Nucleo Pro has its own Background Render Queue, which allows you to open and work in a new project while Nucleo Pro renders a different project.
As compensation, Nucleo Pro also offers Background Render. With this feature, you set up a normal After Effects Render Queue - which can contain custom settings, multiple comps, and multiple Output Modules per comp - and then tell Nucleo Pro to start rendering this in the background. Unlike Spec Render, changes to your comps at this point will not cause Nucleo Pro to start over; it will render your comps in their state as of the time you started the background render. As a result, not only can you continue working on the comps (say, to create variations on a theme), you can even open another After Effects project and work on that while the previous project renders.
Finally, Nucleo Pro also offers a Commit to Disk feature, which allows you to render just selected layers in a comp to disk. Nucleo will render these layers to their own proxy movie, insert that result in your current timeline, and turn off the layers it replaces.

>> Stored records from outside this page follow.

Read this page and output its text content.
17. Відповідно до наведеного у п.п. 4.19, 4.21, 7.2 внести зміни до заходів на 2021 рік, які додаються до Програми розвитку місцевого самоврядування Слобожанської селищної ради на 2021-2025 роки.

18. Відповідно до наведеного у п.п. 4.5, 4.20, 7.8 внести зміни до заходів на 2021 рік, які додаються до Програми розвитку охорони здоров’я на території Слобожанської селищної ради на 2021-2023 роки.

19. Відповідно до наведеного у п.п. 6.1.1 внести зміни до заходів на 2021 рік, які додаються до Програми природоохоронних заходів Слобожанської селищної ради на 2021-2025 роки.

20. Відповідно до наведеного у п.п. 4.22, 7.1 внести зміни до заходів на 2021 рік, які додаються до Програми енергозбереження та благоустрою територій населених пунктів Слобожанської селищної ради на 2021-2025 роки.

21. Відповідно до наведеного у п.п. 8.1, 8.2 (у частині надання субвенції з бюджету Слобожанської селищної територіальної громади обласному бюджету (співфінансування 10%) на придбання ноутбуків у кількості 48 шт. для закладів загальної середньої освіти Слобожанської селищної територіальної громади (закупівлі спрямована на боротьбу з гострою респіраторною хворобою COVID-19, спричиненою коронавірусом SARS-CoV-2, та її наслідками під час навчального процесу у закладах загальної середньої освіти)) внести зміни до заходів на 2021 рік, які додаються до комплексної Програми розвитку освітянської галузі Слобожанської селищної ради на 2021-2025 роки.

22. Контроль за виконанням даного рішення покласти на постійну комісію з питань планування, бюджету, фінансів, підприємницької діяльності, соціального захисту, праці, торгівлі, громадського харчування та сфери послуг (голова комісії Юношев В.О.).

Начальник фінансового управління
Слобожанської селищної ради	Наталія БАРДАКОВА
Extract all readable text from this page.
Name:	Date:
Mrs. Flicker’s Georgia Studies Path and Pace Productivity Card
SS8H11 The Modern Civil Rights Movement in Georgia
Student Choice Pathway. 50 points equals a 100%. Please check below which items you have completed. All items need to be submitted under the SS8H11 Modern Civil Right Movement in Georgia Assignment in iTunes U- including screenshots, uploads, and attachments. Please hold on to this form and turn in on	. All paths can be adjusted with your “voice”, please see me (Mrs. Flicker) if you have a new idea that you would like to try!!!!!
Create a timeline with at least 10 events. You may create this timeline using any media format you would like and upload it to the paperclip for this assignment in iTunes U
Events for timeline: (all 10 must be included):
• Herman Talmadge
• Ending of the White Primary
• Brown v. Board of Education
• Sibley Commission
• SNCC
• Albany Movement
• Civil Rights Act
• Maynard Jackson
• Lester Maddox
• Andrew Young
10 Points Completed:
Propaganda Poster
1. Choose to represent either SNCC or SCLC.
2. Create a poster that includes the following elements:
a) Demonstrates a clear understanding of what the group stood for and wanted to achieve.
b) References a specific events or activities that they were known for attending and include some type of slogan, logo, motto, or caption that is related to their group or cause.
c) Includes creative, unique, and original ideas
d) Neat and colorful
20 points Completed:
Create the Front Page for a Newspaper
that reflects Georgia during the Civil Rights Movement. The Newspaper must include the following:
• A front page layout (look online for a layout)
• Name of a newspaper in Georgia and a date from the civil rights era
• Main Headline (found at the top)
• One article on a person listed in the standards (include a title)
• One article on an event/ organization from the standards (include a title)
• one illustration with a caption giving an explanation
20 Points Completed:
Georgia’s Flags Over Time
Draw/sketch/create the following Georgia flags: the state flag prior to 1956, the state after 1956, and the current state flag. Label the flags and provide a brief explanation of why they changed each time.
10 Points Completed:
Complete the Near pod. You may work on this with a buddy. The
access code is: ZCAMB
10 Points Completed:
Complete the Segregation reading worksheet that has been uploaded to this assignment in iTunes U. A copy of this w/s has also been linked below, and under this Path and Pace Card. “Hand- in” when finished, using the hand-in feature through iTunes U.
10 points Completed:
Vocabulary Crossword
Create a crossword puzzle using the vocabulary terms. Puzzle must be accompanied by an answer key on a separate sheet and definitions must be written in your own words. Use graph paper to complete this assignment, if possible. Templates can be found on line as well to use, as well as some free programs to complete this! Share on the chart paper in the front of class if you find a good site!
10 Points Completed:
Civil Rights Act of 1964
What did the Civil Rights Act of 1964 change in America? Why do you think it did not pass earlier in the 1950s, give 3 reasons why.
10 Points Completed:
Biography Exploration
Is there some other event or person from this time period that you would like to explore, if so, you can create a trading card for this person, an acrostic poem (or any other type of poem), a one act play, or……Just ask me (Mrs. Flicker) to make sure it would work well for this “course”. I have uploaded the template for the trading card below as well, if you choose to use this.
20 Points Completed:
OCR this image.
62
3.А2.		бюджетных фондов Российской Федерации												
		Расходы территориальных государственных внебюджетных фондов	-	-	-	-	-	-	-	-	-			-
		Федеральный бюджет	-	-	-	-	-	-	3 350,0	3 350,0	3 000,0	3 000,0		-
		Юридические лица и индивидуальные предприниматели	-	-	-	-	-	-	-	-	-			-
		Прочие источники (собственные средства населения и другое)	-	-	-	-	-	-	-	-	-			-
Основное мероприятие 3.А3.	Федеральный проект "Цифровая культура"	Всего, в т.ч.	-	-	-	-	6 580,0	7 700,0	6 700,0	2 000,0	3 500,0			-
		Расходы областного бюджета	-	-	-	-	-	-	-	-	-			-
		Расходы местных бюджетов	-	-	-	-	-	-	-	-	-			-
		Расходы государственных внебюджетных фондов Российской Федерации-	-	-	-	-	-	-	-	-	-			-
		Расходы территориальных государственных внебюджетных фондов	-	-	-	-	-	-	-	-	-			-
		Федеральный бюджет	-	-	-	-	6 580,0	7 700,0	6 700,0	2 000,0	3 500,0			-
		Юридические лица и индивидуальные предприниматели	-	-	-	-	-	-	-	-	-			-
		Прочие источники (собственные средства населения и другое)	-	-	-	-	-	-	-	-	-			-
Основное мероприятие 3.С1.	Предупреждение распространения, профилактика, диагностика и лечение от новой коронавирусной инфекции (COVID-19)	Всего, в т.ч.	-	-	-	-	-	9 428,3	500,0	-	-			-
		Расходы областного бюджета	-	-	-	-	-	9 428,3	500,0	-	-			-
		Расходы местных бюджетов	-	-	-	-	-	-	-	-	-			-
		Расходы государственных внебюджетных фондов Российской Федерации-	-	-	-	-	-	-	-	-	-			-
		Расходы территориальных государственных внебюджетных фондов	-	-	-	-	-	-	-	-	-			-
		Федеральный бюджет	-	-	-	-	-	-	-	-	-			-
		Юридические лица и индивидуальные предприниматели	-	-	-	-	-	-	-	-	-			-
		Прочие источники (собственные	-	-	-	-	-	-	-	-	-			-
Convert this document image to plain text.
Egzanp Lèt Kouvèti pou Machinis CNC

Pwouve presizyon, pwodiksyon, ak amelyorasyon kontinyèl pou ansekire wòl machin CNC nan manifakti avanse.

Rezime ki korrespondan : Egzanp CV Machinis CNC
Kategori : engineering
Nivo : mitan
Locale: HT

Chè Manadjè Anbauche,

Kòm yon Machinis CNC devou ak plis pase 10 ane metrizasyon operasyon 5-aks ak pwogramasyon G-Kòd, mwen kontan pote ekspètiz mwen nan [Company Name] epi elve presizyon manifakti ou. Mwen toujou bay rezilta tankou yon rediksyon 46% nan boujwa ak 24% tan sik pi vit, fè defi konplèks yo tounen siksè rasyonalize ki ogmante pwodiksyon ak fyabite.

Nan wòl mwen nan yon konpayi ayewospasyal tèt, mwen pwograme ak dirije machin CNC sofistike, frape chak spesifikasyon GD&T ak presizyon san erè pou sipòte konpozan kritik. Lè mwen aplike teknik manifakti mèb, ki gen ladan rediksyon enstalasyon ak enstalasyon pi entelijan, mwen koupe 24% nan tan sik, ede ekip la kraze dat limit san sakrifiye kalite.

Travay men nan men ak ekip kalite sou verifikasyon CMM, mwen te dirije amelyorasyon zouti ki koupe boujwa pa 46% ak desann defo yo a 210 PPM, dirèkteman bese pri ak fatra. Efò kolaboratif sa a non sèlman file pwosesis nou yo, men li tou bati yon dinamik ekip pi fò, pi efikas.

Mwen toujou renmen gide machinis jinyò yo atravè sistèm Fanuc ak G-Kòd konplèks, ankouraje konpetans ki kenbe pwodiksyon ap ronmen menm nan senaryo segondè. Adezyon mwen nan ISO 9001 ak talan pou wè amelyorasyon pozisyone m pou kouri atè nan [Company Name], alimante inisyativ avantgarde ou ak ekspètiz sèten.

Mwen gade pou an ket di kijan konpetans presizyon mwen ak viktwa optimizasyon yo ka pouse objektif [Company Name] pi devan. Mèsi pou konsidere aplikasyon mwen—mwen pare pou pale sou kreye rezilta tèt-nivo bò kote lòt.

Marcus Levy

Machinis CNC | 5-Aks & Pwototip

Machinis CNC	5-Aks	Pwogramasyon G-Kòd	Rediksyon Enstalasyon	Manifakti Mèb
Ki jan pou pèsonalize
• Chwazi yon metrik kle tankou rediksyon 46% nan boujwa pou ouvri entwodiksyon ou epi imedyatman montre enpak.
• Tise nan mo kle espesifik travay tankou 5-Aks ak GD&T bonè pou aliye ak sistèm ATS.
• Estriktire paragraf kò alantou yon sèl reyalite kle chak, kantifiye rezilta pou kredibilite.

This allows you to still make changes to the cached layers.
Under the Hood
As mentioned, the way Nucleo Pro pulls all this off is by launching multiple invisible copies of After Effects in the background, and using those for processing (a similar technique is used by After Effects CS3). In the case of a quad processor or core machine, Nucleo Pro will try to launch up to five invisible copies of AE in addition to the one you are working in: one per CPU, and an additional “encoding” copy (which converts cached frames into a movie). Nucleo Pro manages what each copy does, as well as RAM allocations. Given free rein, Nucleo Pro will use as much as 21 gigs of RAM on a quad machine! If you don’t have enough RAM, Nucleo Pro will scale how many additional copies of AE it launches. Spec Preview and Spec Render also benefit from having an additional fast drive to cache to. You will get some of Nucleo Pro’s benefits even on a single CPU machine. And since it’s copies of After Effects - not Nucleo Pro - that’s rendering the pixels, you don’t have to worry about different frames looking different.
As with all things in life, there are limitations to Nucleo Pro. For example, plug-ins, which prevent multiple copies from running at once, may give render errors. GridIron is working with vendors to remedy these problems; one workaround is to install “render slave” versions of these plug-ins when available. Additionally, plug-ins that work across multiple frames may render more slowly. There are also some special cases where using Nucleo Pro will cause a project to start up more slowly, or will take some time to clean up RAM after intensive renders; more complex projects also take longer before they start a Spec Preview, Spec Render, or Background Render as they need time to be loaded into the background copies of After Effects. To help Nucleo Pro keep all of the caches and copies of After Effects coordinated, it is also a good idea to not change things like activated fonts while After Effects is open, and to quit Nucleo Pro processes such as background renders before quitting After Effects itself.
Overall, it’s nice when a third party company obviously monitors the requests of users when developing a new product. Nucleo Pro may not give your graphics a sexy new look, but anything that gives us back more time is pretty sexy to us.